Back to projects

Independent / Applied ML Project

Python | PyTorch Geometric | NetworkX | GeoPandas | SQL | XGBoost | spatial statistics

Graph-based traffic collision risk modeling with leakage-aware validation.

This project modeled collision risk over 1.1M+ collision records and road-network topology, representing intersections, road segments, and neighborhoods with spatial, temporal, traffic, structural, weather, and historical-risk covariates.

Key Outcomes

Graph structure improved risk ranking under stricter validation.

Records

1.1M+

collision records with road topology

Ranking

+23.4

hotspot-ranking AUROC points over tabular baselines

Recall

+31%

top-decile recall improvement

Project Breakdown

Problem, method, system, validation, results, reliability, and research value.

Problem

Spatial prediction can leak information through time and geography.

  • Nearby road segments and future collision patterns can make naive validation look better than deployable performance.
  • The project needed to separate graph-structure signal from temporal leakage and spatial autocorrelation artifacts.

Method

Collision risk was formulated as heterogeneous spatiotemporal graph prediction.

  • Nodes and edges represented intersections, road segments, and neighborhoods with spatial, temporal, traffic, structural, weather, and historical-risk covariates.
  • Compared message passing against temporal, tabular, kernel, XGBoost, and geospatial baselines.

System / Stack

The pipeline joined geospatial processing with graph ML.

  • Used Python, PyTorch Geometric, NetworkX, GeoPandas, road-network topology, SQL, XGBoost, spatial statistics, and calibration tooling.
  • Built feature construction, graph assembly, model comparison, calibration, and risk-map outputs.

Validation Methodology

Evaluation used temporal and geographic defenses against leakage.

  • Used temporal cutoffs, geographic buffer zones, held-out corridors, future-information audits, and spatial autocorrelation diagnostics.
  • Compared GCN, GraphSAGE, GATv2, temporal aggregation, XGBoost, kernel, tabular, and non-graph geospatial models.

Results

Topology improved hotspot ranking.

  • Improved hotspot-ranking AUROC by 23.4 points and top-decile recall by 31% over tabular baselines.
  • Connectivity, neighborhood propagation, centrality, temporal exposure windows, and message passing contributed to the lift.

Failure Modes / Reliability Checks

The model was stress-tested for spatial shortcuts.

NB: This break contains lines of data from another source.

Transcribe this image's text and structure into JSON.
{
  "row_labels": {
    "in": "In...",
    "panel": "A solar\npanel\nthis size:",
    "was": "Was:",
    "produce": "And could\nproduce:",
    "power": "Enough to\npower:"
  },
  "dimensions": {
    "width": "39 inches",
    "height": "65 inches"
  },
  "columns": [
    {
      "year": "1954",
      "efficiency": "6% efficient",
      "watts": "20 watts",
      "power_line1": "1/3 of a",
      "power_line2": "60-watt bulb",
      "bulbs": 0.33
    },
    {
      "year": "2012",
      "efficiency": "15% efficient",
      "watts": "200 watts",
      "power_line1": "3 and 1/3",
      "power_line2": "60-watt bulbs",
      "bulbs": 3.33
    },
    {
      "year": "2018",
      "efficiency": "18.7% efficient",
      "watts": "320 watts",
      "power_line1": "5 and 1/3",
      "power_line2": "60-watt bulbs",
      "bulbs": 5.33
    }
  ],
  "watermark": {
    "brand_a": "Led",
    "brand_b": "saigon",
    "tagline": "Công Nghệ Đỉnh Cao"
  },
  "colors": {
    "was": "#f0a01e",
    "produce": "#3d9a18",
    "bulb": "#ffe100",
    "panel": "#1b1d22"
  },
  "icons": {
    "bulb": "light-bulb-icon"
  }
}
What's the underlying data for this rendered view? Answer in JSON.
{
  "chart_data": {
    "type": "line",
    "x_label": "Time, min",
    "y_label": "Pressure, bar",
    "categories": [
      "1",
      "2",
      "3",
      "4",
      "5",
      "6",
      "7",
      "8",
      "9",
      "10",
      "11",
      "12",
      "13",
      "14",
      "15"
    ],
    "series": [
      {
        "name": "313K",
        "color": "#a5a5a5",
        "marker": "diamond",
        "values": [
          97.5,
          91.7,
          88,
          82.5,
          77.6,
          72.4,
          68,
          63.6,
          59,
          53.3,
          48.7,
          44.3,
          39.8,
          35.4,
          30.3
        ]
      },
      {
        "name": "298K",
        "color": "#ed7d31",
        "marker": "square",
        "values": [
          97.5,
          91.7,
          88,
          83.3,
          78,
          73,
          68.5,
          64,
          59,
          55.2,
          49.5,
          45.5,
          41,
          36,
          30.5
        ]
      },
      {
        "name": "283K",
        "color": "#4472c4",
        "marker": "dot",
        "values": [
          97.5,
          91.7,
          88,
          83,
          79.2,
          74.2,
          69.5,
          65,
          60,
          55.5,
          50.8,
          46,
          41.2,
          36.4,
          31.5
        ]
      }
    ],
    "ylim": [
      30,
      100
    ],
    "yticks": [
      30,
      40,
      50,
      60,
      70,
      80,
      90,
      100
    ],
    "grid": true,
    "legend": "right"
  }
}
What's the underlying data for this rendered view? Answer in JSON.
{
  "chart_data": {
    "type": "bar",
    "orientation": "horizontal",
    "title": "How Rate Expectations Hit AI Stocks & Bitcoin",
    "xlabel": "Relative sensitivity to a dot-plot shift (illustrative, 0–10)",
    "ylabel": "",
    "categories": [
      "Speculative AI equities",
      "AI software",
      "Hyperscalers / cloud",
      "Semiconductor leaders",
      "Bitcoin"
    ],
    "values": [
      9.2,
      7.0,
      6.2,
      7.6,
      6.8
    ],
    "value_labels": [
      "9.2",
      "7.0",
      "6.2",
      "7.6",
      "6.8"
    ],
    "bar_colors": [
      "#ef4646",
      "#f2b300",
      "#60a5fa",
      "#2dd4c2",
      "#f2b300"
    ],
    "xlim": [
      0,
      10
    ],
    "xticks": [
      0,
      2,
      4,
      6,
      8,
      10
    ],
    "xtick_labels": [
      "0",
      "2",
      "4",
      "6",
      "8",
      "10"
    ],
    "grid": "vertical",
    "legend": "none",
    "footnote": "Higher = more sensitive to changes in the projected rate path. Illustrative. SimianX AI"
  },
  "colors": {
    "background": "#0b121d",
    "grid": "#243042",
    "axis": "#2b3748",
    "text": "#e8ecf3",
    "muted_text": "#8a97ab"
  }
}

  • Added calibrated risk maps, ablations, counterfactual edge removal, conformal-style risk sets, reliability curves, ranking-stability checks, and future-information audits.

Why It Matters for Research

The project connects graph learning to scientific validation discipline.

  • It asks whether relational structure improves risk modeling after the validation protocol removes shortcuts that would not survive deployment.